Motivating Questions
Can we do better than \(O\qty(n \log n)\) sort?
- What’s our model of computation?
- What are some reasonable models of computation?
comparison based sorting
merge sort, quicksort, insertion sort.
- you can’t access values directly
- you can only compare two items (i.e. if something is better / smaller than another)
Any deterministic, comparison-based sorting algorithm must take \(\Omega\qty(n \log\qty(n))\) steps of computation.
Proof idea—any comparison based sorting algorithm gives rise to a decision tree. The decision tree must have this many steps. The structure of the tree is as follows: nodes are each comparison decision, each nodes has 2 children (one for each ordering between two items), leaf nodes represents the output. The deepest leaf gives the lower bound.
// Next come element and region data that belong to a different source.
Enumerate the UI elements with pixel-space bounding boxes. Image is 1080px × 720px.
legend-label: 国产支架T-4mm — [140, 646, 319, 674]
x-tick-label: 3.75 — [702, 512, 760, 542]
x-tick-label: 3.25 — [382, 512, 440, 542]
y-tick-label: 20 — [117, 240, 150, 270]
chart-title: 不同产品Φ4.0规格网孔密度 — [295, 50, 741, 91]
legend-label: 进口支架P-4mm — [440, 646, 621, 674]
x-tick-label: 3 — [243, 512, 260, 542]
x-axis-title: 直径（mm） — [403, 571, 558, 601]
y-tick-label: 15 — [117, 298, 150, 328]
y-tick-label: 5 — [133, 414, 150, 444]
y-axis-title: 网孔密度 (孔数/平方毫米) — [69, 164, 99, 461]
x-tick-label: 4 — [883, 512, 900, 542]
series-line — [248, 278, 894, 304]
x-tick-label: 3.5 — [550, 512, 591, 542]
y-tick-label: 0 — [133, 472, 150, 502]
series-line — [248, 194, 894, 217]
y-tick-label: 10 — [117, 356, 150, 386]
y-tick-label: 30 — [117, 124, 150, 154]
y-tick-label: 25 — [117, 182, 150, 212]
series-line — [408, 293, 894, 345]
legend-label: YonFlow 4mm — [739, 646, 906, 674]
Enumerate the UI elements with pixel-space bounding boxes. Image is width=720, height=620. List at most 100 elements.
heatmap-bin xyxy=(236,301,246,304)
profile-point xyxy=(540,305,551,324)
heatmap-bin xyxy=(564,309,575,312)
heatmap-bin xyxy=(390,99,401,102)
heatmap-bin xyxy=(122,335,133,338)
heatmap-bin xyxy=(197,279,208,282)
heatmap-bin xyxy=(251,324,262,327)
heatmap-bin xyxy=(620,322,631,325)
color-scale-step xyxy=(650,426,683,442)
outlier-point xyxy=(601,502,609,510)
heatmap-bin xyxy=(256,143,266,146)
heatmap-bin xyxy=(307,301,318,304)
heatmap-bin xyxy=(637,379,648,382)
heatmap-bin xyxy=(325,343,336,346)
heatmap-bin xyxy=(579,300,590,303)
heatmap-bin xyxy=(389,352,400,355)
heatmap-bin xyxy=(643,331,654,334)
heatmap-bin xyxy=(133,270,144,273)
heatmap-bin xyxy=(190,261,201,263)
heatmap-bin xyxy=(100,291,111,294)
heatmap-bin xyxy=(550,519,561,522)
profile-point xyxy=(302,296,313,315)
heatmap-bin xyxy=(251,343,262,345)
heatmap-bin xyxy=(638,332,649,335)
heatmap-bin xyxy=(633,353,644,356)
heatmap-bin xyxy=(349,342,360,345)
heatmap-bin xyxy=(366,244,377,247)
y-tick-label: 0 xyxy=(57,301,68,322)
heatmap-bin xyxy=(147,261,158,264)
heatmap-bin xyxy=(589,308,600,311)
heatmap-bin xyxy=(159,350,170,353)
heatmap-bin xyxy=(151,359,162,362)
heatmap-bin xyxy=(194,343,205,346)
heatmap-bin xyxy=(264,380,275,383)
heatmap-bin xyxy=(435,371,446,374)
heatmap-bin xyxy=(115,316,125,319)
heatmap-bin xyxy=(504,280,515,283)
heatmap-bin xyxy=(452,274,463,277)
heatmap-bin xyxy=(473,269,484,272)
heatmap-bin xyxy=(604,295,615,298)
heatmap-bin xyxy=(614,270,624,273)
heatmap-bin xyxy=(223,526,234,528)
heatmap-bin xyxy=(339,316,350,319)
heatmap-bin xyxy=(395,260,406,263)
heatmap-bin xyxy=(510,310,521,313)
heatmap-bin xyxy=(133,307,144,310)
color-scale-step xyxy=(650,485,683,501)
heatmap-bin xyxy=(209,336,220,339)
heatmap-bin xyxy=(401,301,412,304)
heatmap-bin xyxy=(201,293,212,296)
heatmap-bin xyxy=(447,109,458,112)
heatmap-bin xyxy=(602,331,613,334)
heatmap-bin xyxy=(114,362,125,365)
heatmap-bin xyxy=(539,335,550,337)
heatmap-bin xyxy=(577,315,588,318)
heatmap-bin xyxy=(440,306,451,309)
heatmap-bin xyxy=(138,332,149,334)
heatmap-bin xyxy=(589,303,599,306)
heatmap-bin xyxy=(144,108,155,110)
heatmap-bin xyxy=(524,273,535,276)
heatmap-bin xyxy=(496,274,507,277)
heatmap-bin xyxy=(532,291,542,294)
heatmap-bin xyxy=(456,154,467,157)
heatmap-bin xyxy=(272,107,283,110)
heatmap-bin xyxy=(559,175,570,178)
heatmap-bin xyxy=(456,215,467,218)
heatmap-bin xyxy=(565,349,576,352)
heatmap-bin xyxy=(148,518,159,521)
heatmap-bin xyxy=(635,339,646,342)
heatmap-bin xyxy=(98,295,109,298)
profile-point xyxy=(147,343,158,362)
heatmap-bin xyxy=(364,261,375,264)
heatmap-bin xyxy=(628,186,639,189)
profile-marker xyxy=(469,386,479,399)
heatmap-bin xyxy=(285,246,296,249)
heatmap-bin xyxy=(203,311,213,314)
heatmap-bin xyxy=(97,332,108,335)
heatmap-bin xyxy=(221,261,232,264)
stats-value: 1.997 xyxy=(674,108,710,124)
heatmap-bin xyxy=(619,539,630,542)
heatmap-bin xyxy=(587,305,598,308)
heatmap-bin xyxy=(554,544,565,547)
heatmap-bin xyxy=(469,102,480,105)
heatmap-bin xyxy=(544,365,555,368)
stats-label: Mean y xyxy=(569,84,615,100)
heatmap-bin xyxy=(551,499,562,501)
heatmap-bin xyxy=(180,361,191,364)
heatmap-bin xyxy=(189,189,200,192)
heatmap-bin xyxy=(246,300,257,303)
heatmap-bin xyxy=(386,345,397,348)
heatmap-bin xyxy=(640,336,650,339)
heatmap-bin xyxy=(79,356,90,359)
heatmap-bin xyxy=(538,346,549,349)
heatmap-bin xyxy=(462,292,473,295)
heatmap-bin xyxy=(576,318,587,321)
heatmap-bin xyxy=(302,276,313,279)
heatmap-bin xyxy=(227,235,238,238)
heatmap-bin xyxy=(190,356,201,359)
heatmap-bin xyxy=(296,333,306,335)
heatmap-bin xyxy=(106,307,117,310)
For input with length \(n\), it should have \(n!\) leafs depending on the choice of input ordering. The shallowest such tree would have \(\log \qty(n!)\) depth (i.e. a perfectly balanced tree). \(n!\) is about \(\qty(\frac{n}{e})^{n}\). Taking the log of that gives that our depth is likely \(n \log \qty(n)\).
heuristic based sorting
Many times the content of the thing we are sorting has well ordering (i.e. they are numbers). There are then \(O\qty(n)\) sorting algorithms.
counting sort
Find the maximum of input list is \(O\qty(n)\). Then allocate \(1…\max\) buckets, each a linked list. FIFO insert items into the buckets by iterating through the list again. Then dump the buckets in sorted order.
This is rather silly if you have a very large number (so you would initialize way to many sparsely-populated buckets).
radix sort
Insight: numbers that are “bigger” than each other has each digit equal or bigger than the other digit.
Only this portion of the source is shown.